Christmas Damnation

                This is the twentieth published edition of the Tylerian Underground, now available everywhere in the continental United States except Iowa and Canada. Please support your local distributor, and keep our business alive. We thank you.
                The holiday season having finally passed, leaving behind the depressingly anticlimactic Y2k no-show, I have come to a conclusion about the entire season. I ate too much, and I didn’t sleep enough. My well balanced diet consisted of all the Major Food-like-product groups, including Cheez Whiz and Egg Nog. Combined with my ordinary sleeping patterns of rarely if ever, I now feel delightfully refreshed, in the sense that I may pass out at any time. If I do, I’m going to throw up on the way down.
                At this point I’ve hit the aptly named Holiday Hangover. Scrooge sounds like a pleasant old man. The Grinch seems the sort of guy you could get to like. Cindy Lou Who gives you severe intestinal cramps and may god help you if anybody asks for any figgy pudding. You feel an urge to find a crowd of young impressionable children so you can spill the beans about Santa Claus. Yes you do.
                So you now your digestive system is trying to process a week’s worth of food that has the approximate nutritious value of a Twinkie made of asbestos. You might be feeling like you haven’t slept in a week, but that’s only because you haven’t slept in a week. Or maybe your winter break isn’t like mine.
                Me, I feel like grabbing a pair of black sunglasses and huddling in a darkened room yelling at anyone who moves to stop making those loud noises. I don’t actually have a splitting headache mind you, I just like snapping at people.
                You probably spent all night waiting up for midnight, excitement building to a fever pitch until finally the ball drops and you cheer and reflect on the new year, only to find out it’s a lot like the last year, except you’re more tired. Oh, and you owe your sister three bucks from that Y2k bet.
                As you slip out of your holiday funk you notice that Y2k was over-hyped, the world hasn’t ended, and you haven’t done any of your homework, including that six hundred page reading assignment worth 45% of your grade. You won’t be sleeping tonight. That’s ok. You recently made the discovery that sleep is not necessary to maintain contact with the Incan Monkey Gods.
                You glance at your gifts and realize that there were a whole lot more just a second ago. Somebody must have taken a bunch of them while you weren’t looking! Worse yet, they took the good ones and left the socks you got from Aunt Grizelda. A whole bunch of your gifts could be described as "interesting", meaning interesting in the sense of bean salad, which is interesting because it provides a valid pretext to use the word flatulence in a sentence.

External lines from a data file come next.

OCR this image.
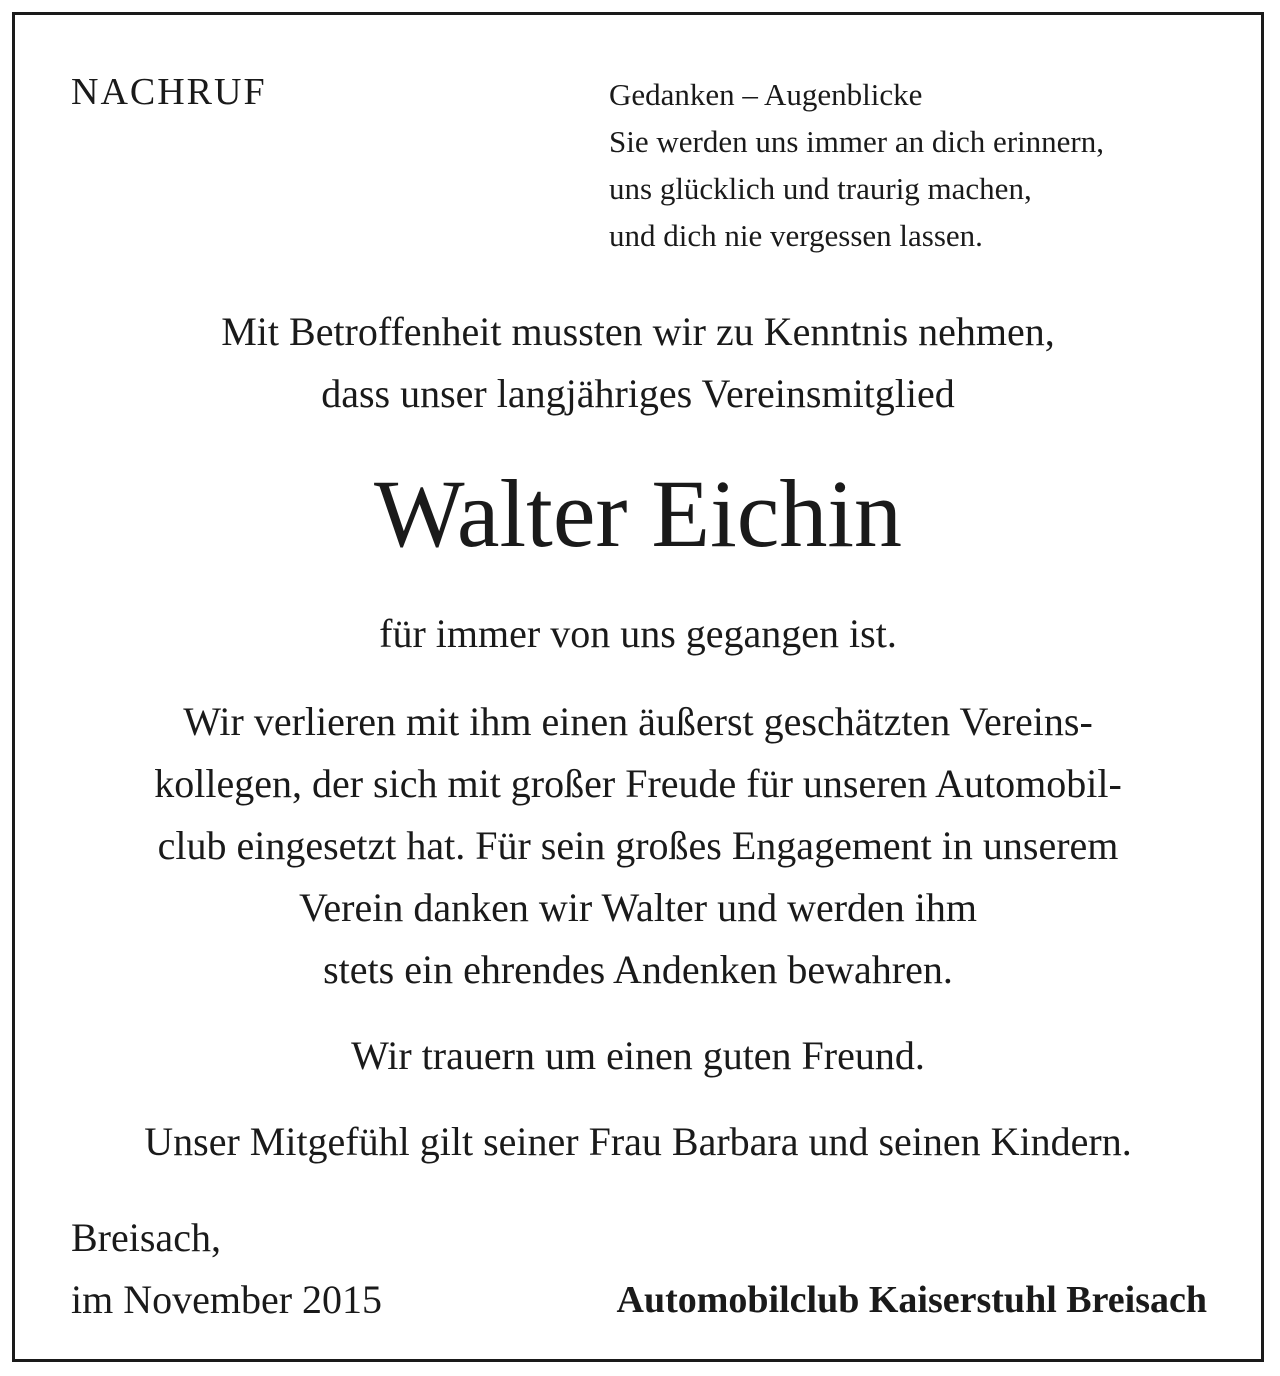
NACHRUF	Gedanken – Augenblicke
Sie werden uns immer an dich erinnern,
uns glücklich und traurig machen,
und dich nie vergessen lassen.
Mit Betroffenheit mussten wir zu Kenntnis nehmen,
dass unser langjähriges Vereinsmitglied
Walter Eichin
für immer von uns gegangen ist.
Wir verlieren mit ihm einen äußerst geschätzten Vereins-
kollegen, der sich mit großer Freude für unseren Automobil-
club eingesetzt hat. Für sein großes Engagement in unserem
Verein danken wir Walter und werden ihm
stets ein ehrendes Andenken bewahren.
Wir trauern um einen guten Freund.
Unser Mitgefühl gilt seiner Frau Barbara und seinen Kindern.
Breisach,
im November 2015	Automobilclub Kaiserstuhl Breisach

                Your gifts sure do suck, but I got you beat hands down. You see, my great-uncle sent me money. Now I know what you’re thinking, "Money? I like money!" So do I, normally. But my uncle is a priest from Chicago, and he’s taken a vow of poverty. That’s right. Me, spoiled rich suburbanite that I am, got money from a man who has taken a vow of poverty. It’s straight to hell with me. I can see it now.
                I’ll be standing in front of the pearly gates, with St Peter glaring down at me. Next thing I know I’ll wake up with a little cartoonish devil looking impressed and saying that they’ve got a special place for my kind and asking me to follow with the group of murderers, rapists, terrorists, lawyers, telemarketers and the French.
                Try topping that with Aunt Grizelda’s socks.